- Joined Jul 3, 2005
After 18 months of construction (on and off), my indoor concrete block pit is complete. I have many pictures that were taken during the construction. Final pictures only are shown for now. Some stats: it's OD is 4ft x 6 ft and it is 42 inches tall. The cooking grate is 56 x 32 inches. The interior is lined with fire brick up to the bottom of the cooking grate. A design decision was to vent it to the outside via a chimney. If I was to do it again, I would likely just let the smoke fill the room and use a ceiling mounted exhaust fan to vent the smoke. The decision to vent through the roof was an expensive decision. The design is unproven, however I can independently control air intake through the vents in the door and the flue via a damper and grates inside the smoker. The vent construction is an overkill in terms of flue size but was driven by the local code inspector.
The plan was to have an outside fireplace and an inside pit. Hickory wood was to be burned in the fireplace to create the fuel for the pit as is the Western Kentucky tradition. However, I have spent greater than $2000 on the pit and it is winter so the fireplace will have to wait on the spring and more cash. The local city fire marshal will not allow me to build a outside fireplace despite the fact that several neighbors have them. Texas is in a severe drought state and it is now the local ordinance. However, I can build the fireplace inside the storage building and so that is the current plan. But for now, I have to use lump charcoal.

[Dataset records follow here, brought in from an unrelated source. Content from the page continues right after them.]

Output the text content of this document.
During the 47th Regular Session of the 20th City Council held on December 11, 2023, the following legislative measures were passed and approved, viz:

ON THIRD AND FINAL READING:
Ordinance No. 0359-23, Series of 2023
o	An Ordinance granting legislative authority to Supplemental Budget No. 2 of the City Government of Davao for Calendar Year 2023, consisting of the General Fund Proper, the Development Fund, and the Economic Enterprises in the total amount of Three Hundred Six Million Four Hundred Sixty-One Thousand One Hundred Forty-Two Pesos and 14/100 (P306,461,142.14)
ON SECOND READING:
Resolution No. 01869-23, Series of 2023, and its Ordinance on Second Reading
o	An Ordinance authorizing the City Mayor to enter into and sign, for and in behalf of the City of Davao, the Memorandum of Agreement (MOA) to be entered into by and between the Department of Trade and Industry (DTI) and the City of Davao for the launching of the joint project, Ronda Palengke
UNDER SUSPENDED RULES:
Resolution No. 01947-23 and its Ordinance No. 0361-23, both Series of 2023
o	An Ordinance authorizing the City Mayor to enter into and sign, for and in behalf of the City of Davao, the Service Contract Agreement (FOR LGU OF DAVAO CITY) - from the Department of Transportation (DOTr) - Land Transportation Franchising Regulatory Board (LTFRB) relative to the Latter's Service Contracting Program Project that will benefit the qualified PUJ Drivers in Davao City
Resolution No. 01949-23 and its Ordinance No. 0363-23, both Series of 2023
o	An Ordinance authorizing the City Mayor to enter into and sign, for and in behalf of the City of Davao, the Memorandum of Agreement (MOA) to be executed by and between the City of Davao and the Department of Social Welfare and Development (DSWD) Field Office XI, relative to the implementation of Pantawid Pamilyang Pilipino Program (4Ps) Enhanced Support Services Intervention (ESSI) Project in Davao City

I have made two runs cooking four pork shoulders in each run. I use about 30 pounds of lump charcoal per run. The pit retains heat nicely and the heat is fairly constant needing to add some charcoal every two hours or so. The meat was tender and done after 16 hours or so each run. The internal temperature of one shoulder that I probed was 177F when done to tender. Cooking temperature was maintained between 190F and 200F. This is lower that what I have been used to with my GOSM propane smoker but is where I was advised to cook by friends who also have concrete block smokers.
Here is where I need some help. While the meat is tender and moist, it has very little smoke flavor. The meat, after 16 hours, has little color. It is not dark and smoky as I get when using my GOSM propane smoker and also compared to Western KY shoulders when purchased from a BBQ place. So it would be obvious that I am not getting enough smoke. The first run, I had the flue damper in 25% open. So after ending the run and not having enough smoke flavor, I theorized that the vent to the outside was too efficient and all the smoke was going up the flue. So, on the second run, I added damper registers to the intakes and completely closed off the vents and flue damper. The room filled with smoke more and it certainly seemed like there was enough smoke. There was no improvement in smoke flavor of the meat however. My design of using a flue to the outside assumed that in order to keep my coals from going out, that I would need a flow of air in the front and out the top of the smoker. This is certainly consistent with most smoker designs. However, I did not have any issues with the coals extinguishing without the flue on the second run. It appears that the coals get enough oxygen from the louvers in the doors.
Is it that the lump charcoal (B&B Oak lump charcoal) produces little smoke after being lit? Would the wood burnt in the fireplace give off more smoke when the coals are shoveled into the pit? Is there a design issue with the pit? There is 30 inches from the fire to the cooking grate by design. This was intentional as I was advised to keep enough distance from the coals and the meat so as to not cook too hot. Indeed, the temperature is easily maintained. It would seem that the smoke would pool near the top of the cooker no matter the distance anyway.